Evaluating the value of private K-12 schools is hard. In the case of SCDS they did a lot of extra things for kids who fit their model. But they were also woefully bereft of recognition that every kid has unique educational needs. In Peter’s case we did not recognize that soon enough. In Emily’s case even the college counseling function was inadequate. The counselor who doubled as an English teacher and college counselor knew Emily was interested in a smaller selective college. But the counselor, when Emily expressed at least preliminary interest in a place in the South recommended that she look at UNC.
Pete left Country Day at Eighth grade - their methods were not matched well to boys who were a bit less compliant. He wanted to play football and so went to Christian Brothers. Unfortunately, in one of his games he nailed a knee. We had been on a short trip and when we came back he was lying on our couch with a blanket. When we came in he exposed the brace he had on his leg. It was one of those special moments.

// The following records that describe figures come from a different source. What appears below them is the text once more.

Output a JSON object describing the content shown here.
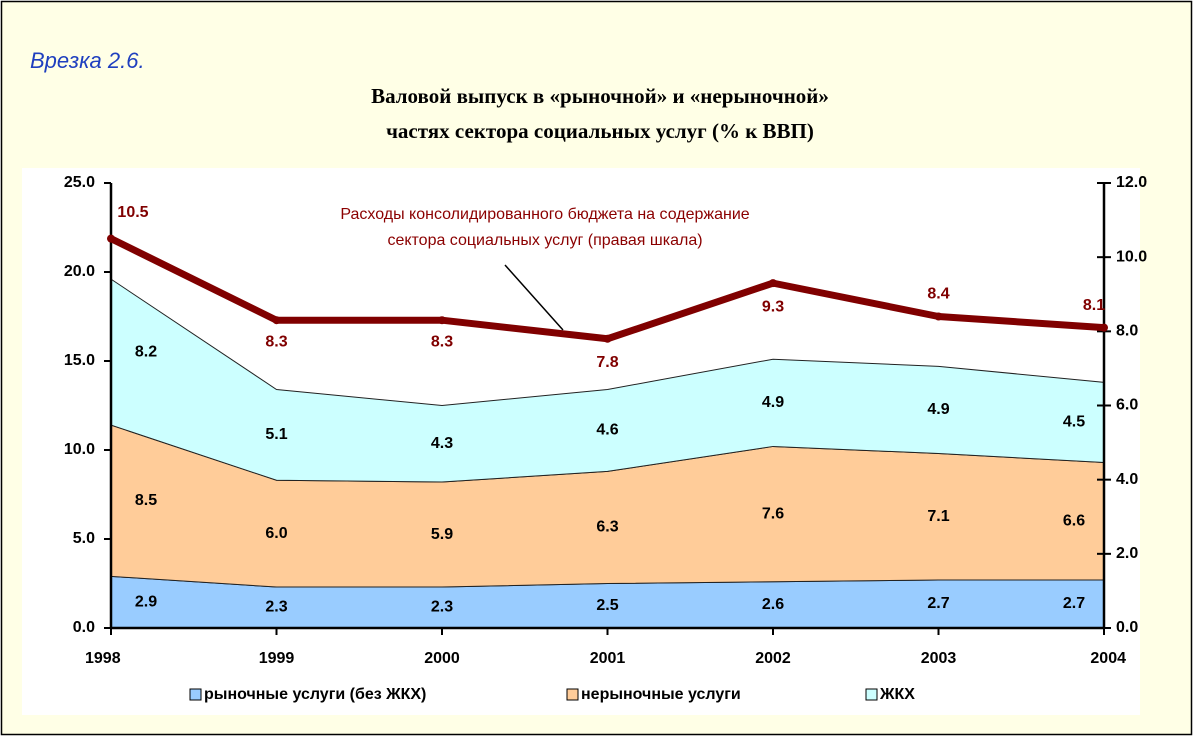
{
  "header": {
    "title": "Врезка 2.6."
  },
  "chart_data": {
    "type": "stacked_area_line",
    "title": [
      "Валовой выпуск в «рыночной» и «нерыночной»",
      "частях сектора социальных услуг (% к ВВП)"
    ],
    "categories": [
      "1998",
      "1999",
      "2000",
      "2001",
      "2002",
      "2003",
      "2004"
    ],
    "series": [
      {
        "name": "рыночные услуги (без ЖКХ)",
        "color": "#99ccff",
        "values": [
          2.9,
          2.3,
          2.3,
          2.5,
          2.6,
          2.7,
          2.7
        ],
        "value_labels": [
          "2.9",
          "2.3",
          "2.3",
          "2.5",
          "2.6",
          "2.7",
          "2.7"
        ]
      },
      {
        "name": "нерыночные услуги",
        "color": "#ffcc99",
        "values": [
          8.5,
          6.0,
          5.9,
          6.3,
          7.6,
          7.1,
          6.6
        ],
        "value_labels": [
          "8.5",
          "6.0",
          "5.9",
          "6.3",
          "7.6",
          "7.1",
          "6.6"
        ]
      },
      {
        "name": "ЖКХ",
        "color": "#ccffff",
        "values": [
          8.2,
          5.1,
          4.3,
          4.6,
          4.9,
          4.9,
          4.5
        ],
        "value_labels": [
          "8.2",
          "5.1",
          "4.3",
          "4.6",
          "4.9",
          "4.9",
          "4.5"
        ]
      },
      {
        "type": "line",
        "axis": "y2",
        "color": "#800000",
        "values": [
          10.5,
          8.3,
          8.3,
          7.8,
          9.3,
          8.4,
          8.1
        ],
        "value_labels": [
          "10.5",
          "8.3",
          "8.3",
          "7.8",
          "9.3",
          "8.4",
          "8.1"
        ]
      }
    ],
    "annotation": [
      "Расходы консолидированного бюджета на содержание",
      "сектора социальных услуг (правая шкала)"
    ],
    "ylim": [
      0,
      25
    ],
    "yticks": [
      {
        "value": 0,
        "label": "0.0"
      },
      {
        "value": 5,
        "label": "5.0"
      },
      {
        "value": 10,
        "label": "10.0"
      },
      {
        "value": 15,
        "label": "15.0"
      },
      {
        "value": 20,
        "label": "20.0"
      },
      {
        "value": 25,
        "label": "25.0"
      }
    ],
    "y2lim": [
      0,
      12
    ],
    "y2ticks": [
      {
        "value": 0,
        "label": "0.0"
      },
      {
        "value": 2,
        "label": "2.0"
      },
      {
        "value": 4,
        "label": "4.0"
      },
      {
        "value": 6,
        "label": "6.0"
      },
      {
        "value": 8,
        "label": "8.0"
      },
      {
        "value": 10,
        "label": "10.0"
      },
      {
        "value": 12,
        "label": "12.0"
      }
    ],
    "legend": "bottom"
  }
}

I am especially proud that both of our kids have taken an active role in helping to shape the school experience for their kids. They also seem to work better than we did in sharing responsibilities for raising kids. Quinlan and I had much more traditional roles.
Finally, I should offer some comments on our kids parenting skills. Between Emily and Michael and Peter and Jessica they have very different assumptions about raising kids; both from the way we did it and the way that each works with their own children. But the proof of parenthood is not in whether they follow our methods but in whether each of our five grandchildren are growing up to be independent contributing members of their communities. All five have distinct personalities. But each has developed a good sense of values.